Member of the South Dakota House of Representatives from the 1st district
- In office January 11, 2013 – 2017 Serving with Susan Wismer (2013–present)
- Preceded by: David Sigdestad

Member of the South Dakota House of Representatives from the 3rd district
- In office January 2009 – January 11, 2013 Serving with David Novstrup (2009–2013)
- Succeeded by: Dan Kaiser

Personal details
- Born: June 19, 1948 (age 78) Aberdeen, South Dakota
- Party: Democratic
- Profession: County commissioner

= Dennis Feickert =

American politician (born 1948)

Dennis Feickert (born June 19, 1948) is an American politician and a Democratic member of the South Dakota House of Representatives representing District 1 since January 11, 2013. Fieckert served consecutively from January 2009 until January 11, 2013 in the District 3 seat.
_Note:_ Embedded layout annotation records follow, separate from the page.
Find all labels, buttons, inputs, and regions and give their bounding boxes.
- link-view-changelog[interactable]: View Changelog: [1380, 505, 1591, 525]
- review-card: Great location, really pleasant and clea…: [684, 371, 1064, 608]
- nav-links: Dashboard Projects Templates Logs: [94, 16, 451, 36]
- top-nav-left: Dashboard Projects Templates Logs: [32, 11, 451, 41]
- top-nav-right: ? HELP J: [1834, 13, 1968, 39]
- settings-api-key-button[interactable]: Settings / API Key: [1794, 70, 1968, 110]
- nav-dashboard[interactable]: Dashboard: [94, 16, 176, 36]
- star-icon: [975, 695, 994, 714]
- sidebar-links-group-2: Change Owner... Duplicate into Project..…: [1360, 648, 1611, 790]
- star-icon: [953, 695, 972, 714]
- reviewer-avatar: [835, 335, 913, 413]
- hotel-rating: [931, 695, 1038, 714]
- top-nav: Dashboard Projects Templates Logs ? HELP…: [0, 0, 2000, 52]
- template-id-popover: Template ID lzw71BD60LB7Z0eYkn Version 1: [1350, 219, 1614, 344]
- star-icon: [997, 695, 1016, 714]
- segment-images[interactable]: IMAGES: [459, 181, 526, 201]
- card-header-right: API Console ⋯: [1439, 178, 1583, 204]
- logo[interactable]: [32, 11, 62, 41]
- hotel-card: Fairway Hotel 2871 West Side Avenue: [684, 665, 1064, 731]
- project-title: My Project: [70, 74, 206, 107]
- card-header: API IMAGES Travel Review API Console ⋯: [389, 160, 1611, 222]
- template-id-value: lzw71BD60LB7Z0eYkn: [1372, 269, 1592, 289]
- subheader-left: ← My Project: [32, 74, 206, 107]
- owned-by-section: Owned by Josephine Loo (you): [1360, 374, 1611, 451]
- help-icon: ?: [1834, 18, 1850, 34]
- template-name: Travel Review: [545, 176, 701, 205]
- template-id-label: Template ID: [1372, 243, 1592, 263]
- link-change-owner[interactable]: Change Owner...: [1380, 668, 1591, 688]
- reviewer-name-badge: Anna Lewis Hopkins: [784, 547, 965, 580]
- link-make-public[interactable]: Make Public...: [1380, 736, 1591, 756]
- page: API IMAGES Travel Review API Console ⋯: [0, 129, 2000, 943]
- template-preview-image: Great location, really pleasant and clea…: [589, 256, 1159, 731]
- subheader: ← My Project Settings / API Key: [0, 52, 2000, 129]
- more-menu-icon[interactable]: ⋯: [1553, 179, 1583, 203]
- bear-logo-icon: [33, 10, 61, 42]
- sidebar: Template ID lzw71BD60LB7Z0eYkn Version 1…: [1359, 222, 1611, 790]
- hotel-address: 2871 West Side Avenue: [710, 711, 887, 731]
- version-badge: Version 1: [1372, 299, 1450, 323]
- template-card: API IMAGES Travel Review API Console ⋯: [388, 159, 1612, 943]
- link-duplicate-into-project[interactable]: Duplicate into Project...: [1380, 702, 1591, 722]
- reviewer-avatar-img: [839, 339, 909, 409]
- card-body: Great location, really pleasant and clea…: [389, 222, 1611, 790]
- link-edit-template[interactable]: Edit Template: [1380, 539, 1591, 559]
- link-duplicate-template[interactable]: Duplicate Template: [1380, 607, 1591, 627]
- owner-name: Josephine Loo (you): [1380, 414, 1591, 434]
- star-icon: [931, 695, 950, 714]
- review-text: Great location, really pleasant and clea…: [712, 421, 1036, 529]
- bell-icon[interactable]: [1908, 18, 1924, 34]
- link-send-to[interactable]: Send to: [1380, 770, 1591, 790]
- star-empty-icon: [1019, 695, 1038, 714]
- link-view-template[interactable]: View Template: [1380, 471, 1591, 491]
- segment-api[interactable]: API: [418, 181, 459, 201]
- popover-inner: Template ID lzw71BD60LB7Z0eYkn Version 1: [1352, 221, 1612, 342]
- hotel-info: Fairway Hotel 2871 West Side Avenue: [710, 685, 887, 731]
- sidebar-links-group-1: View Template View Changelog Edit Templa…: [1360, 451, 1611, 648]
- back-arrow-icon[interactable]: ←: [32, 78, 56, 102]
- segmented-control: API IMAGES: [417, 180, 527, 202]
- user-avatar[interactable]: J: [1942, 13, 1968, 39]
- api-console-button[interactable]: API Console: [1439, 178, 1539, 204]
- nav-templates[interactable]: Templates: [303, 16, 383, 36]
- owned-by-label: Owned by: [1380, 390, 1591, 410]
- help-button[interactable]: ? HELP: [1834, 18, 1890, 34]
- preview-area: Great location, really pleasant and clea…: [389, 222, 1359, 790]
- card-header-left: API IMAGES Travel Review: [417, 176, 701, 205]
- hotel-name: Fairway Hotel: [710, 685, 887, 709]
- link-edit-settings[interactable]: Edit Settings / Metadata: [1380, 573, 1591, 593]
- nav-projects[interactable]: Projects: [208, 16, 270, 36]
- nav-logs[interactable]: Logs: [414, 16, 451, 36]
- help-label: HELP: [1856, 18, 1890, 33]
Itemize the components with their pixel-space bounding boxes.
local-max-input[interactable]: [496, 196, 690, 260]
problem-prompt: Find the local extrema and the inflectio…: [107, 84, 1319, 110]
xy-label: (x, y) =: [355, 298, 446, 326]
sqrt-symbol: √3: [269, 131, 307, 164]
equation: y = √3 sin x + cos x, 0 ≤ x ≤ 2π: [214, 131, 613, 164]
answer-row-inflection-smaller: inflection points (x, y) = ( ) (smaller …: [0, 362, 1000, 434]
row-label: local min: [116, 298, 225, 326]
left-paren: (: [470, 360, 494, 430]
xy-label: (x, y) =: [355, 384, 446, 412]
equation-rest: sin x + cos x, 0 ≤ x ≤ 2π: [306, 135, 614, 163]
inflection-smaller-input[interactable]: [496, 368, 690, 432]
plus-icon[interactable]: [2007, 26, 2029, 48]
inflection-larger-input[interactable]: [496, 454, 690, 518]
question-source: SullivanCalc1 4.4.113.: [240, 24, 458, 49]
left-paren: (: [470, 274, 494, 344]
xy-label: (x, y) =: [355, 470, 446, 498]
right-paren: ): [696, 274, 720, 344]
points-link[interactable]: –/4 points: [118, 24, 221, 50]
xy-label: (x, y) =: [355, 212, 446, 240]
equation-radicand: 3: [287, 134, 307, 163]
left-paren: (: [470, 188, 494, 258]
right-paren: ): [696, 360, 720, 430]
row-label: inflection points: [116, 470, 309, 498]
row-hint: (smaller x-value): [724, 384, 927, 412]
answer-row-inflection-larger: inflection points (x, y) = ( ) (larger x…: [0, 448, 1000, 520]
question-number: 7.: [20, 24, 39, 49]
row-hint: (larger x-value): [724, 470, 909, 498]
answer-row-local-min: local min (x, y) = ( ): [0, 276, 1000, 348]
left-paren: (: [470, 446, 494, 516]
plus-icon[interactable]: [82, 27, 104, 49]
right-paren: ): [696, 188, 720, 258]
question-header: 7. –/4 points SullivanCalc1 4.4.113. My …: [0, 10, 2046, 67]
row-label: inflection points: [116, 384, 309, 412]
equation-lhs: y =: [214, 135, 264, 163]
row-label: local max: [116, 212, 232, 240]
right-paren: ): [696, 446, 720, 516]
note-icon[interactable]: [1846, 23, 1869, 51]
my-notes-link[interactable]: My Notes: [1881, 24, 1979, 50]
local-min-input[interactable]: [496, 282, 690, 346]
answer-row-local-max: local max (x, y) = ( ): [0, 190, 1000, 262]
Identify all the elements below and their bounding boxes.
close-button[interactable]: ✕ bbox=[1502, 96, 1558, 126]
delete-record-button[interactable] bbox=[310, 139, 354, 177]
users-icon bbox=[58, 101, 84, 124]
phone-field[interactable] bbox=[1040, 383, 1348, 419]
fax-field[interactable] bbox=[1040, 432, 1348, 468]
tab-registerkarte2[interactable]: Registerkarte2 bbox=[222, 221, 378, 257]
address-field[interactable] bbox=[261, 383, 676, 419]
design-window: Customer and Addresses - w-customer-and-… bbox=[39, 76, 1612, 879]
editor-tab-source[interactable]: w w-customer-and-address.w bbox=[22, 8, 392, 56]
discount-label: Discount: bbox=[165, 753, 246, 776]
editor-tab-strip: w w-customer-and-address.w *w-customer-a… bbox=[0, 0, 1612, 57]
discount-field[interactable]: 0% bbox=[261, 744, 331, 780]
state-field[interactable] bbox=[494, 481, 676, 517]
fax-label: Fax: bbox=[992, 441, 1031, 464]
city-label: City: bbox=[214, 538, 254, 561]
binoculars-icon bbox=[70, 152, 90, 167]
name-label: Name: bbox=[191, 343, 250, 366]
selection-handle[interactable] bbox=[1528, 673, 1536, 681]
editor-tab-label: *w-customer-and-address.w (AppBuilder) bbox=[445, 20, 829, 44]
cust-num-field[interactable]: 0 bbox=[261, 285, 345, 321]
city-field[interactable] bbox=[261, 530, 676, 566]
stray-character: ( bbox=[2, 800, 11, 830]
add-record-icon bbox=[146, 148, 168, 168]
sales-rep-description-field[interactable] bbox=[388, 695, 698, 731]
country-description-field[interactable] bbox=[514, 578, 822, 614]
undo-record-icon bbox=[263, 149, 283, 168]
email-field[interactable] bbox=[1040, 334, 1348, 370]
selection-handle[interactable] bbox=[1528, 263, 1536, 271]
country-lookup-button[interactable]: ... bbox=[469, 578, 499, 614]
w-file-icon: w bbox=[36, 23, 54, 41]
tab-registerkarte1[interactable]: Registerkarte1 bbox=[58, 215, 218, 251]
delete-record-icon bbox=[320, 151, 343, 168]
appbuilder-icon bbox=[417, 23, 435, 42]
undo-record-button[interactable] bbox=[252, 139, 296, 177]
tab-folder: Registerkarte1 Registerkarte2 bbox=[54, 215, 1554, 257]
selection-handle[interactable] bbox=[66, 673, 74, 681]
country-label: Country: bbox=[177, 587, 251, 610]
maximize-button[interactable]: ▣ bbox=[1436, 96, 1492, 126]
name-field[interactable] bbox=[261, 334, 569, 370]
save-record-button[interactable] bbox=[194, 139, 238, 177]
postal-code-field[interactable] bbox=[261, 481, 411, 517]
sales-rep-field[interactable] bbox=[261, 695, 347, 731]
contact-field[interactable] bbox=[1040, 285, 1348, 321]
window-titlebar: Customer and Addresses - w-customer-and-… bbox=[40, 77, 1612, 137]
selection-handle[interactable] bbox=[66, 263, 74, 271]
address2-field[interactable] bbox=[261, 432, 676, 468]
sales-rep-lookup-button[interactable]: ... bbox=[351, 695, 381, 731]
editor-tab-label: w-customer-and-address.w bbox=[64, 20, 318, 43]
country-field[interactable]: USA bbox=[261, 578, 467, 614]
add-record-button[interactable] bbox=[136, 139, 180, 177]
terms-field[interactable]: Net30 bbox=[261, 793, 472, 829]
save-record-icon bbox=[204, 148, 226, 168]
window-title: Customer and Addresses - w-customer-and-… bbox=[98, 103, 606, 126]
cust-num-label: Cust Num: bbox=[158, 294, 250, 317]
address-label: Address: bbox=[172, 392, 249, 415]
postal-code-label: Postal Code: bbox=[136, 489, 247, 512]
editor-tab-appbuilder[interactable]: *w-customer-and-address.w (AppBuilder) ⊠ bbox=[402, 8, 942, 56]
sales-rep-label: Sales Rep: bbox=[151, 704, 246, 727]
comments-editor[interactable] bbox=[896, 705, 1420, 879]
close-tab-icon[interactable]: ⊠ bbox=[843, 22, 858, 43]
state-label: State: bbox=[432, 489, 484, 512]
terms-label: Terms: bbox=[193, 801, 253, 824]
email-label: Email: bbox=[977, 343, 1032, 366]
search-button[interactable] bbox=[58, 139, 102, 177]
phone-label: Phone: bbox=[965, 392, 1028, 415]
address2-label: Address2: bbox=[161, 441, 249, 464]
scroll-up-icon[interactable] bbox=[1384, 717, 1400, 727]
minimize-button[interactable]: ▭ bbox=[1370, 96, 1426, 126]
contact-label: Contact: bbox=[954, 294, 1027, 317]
Fieckert was a county commissioner for Brown County from 1987 until 2009.

==Elections==
- 2012 Redistricted to District 1, and with incumbent Democratic Representative David Sigdestad leaving the Legislature and leaving a District 1 seat open, Feickert and Susan Wismer were unopposed for both the June 5, 2012 Democratic Primary and the November 6, 2012 General election, where Feickert took the first seat with 5,967 votes (55.2%) and Wismer took the second seat.
- 2008 When House District 3 incumbent Republican Representative Al Novstrup ran for South Dakota Senate and left a District 3 seat open, Feickert ran in the June 3, 2008 Democratic Primary; in the four-way November 4, 2008 General election Feickert took the first seat with 5,561 votes (28.59%) and incumbent Republican Representative David Novstrup took the second seat ahead of Democratic nominee Mark Remily and Republican nominee Isaac Latterell.
- 2010 Feickert ran in the June 8, 2010 Democratic Primary; in the four-way November 2, 2010 General election, incumbent Republican Representative David Novstrup took the first seat and Feickert took the second seat with 4,355 votes (27.23%) ahead of returning 2008 Republican nominee Isaac Latterell and Democratic nominee Tim Even; Latterell was elected to the House for District 6 in 2012.